Monday, February 27, 2012

Labeling Attraction

People love labels. Not only is this statement common knowledge, but it's clichéd to point out. I'm doing it anyway. This need to attribute a behavior or attitude to a verbal expression influences not only basic descriptions: multiracial, white, gay, straight, smart or stupid, but extends to less first-introduction type things like being outdoorsy, a "science person" or having a "type" of person you are attracted to. Many of these labels bother me; I feel like my personal contribution to ending labeling is weak. Being a multiracial part-hipster* part-prep pseudo-intellectual scientist who likes photography is not activism, it's my personality.

Despite my forceful counter-attacks, labels still manage to exist. The one I find most difficult to relate to is needing to have a "type" of person I am attracted to. I view physical beauty on two different planes. One level is my ability to identify people who are generally viewed as attractive. The other plane is people who I am attracted to and actually would consider pursuing a relationship/ friends-with-benefits-ship with. I can't be attracted to someone without knowing what they are like. I can't randomly hook up with people; even the most beautiful stranger holds no appeal. Even if someone is physically perfect, I can't imagine being attracted to them if I don't like their personality.

I think of people as works of art. Each person is a different painting or sculpture that evokes a different emotion and is crafted with a different style. No two paintings appeal to your senses the same way, and people are the same way. In a person, I generally appreciate sharp cheekbones, defined collarbones, light colored eyes, messy hair and I admire a large nose that doesn't seem to fit with the rest of someone's face.

Although I admire all these physical traits, I have never liked someone who has had even three out of these five traits at the same time. In terms of attraction, I view physical appearances as more of a bonus than an initial attractor. I am more attracted to the silent types than I am to people with perfect bodies. A certain degree of boyish arrogance holds more appeal than a symmetrical smile. Like paintings, each person holds a different appeal.
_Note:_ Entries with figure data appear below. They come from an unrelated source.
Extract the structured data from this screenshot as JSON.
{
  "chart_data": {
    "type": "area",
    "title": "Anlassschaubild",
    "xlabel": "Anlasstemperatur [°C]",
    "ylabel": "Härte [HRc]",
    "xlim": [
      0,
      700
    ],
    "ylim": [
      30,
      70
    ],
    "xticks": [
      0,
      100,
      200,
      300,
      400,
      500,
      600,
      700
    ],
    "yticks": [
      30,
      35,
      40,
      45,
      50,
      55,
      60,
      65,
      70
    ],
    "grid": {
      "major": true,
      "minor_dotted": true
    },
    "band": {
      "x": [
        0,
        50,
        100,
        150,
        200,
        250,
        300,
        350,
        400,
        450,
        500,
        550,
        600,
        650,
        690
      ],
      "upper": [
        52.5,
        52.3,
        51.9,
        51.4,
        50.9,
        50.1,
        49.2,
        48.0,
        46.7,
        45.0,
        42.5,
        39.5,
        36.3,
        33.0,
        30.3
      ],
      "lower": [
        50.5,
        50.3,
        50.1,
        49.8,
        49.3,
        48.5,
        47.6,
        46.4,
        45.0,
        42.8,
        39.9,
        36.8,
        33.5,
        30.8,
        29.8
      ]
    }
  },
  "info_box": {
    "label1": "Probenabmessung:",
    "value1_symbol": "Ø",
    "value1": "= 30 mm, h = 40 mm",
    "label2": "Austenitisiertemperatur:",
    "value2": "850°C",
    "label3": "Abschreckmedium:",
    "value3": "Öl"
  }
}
Whether in Van Gogh's brush strokes or in precision like Holbein's Henry VIII, differences are important to appreciating beauty of things. Henry VIII painted in Van Gogh's style would be strange; so would a Van Gogh without the iconic brush strokes.

I cannot imagine liking the same type of person twice. After something is over, I feel like I've had enough. Although I may miss people from my past, I prefer to move on to something different.  I realize I am speaking about this as if I have some conscious control over the people I like. I don't; if I did, my life would go a different direction entirely. But, there are parts of my subconscious' attraction mechanisms that I am very much aware of despite my inability to control them. What I am most aware of is the fact that I do not have a type. I have no racial or personality preference. A love of reading can be very beautiful on one person, yet come off as pretentious on someone else. I think most people have an artistic appeal and whether or not I am attracted to them is variable and unrelated to whether I find them aesthetically appealing or not. For some reason, this concept is difficult for people to understand. When I attempt explanation, I am often forced to trail off into silence or end with a succinct "whatever" followed by an eye roll.

I don't see why people need to have a type, and I don't understand specifically why people in my life want to force the concept upon me when I am so vocal about my opposition to it. Categorization and labeling is most often done by people we consider friends; when we don't stand up to them we are further entrenching our society in this culture of quick judgments and unnecessary labels. Some people may have a type, and that's fine, but trying to force your ideals of what you believe attraction is upon someone else is rude and imposing. It's important for us to keep this idea in mind in relation to other scenarios besides who our friends find attractive. Opening our minds up to acceptance of a variety of personality traits can allow us to realize the hidden diversity our friends' minds contain.

*in terms of my style only. A real hipster would never describe themselves as a hipster.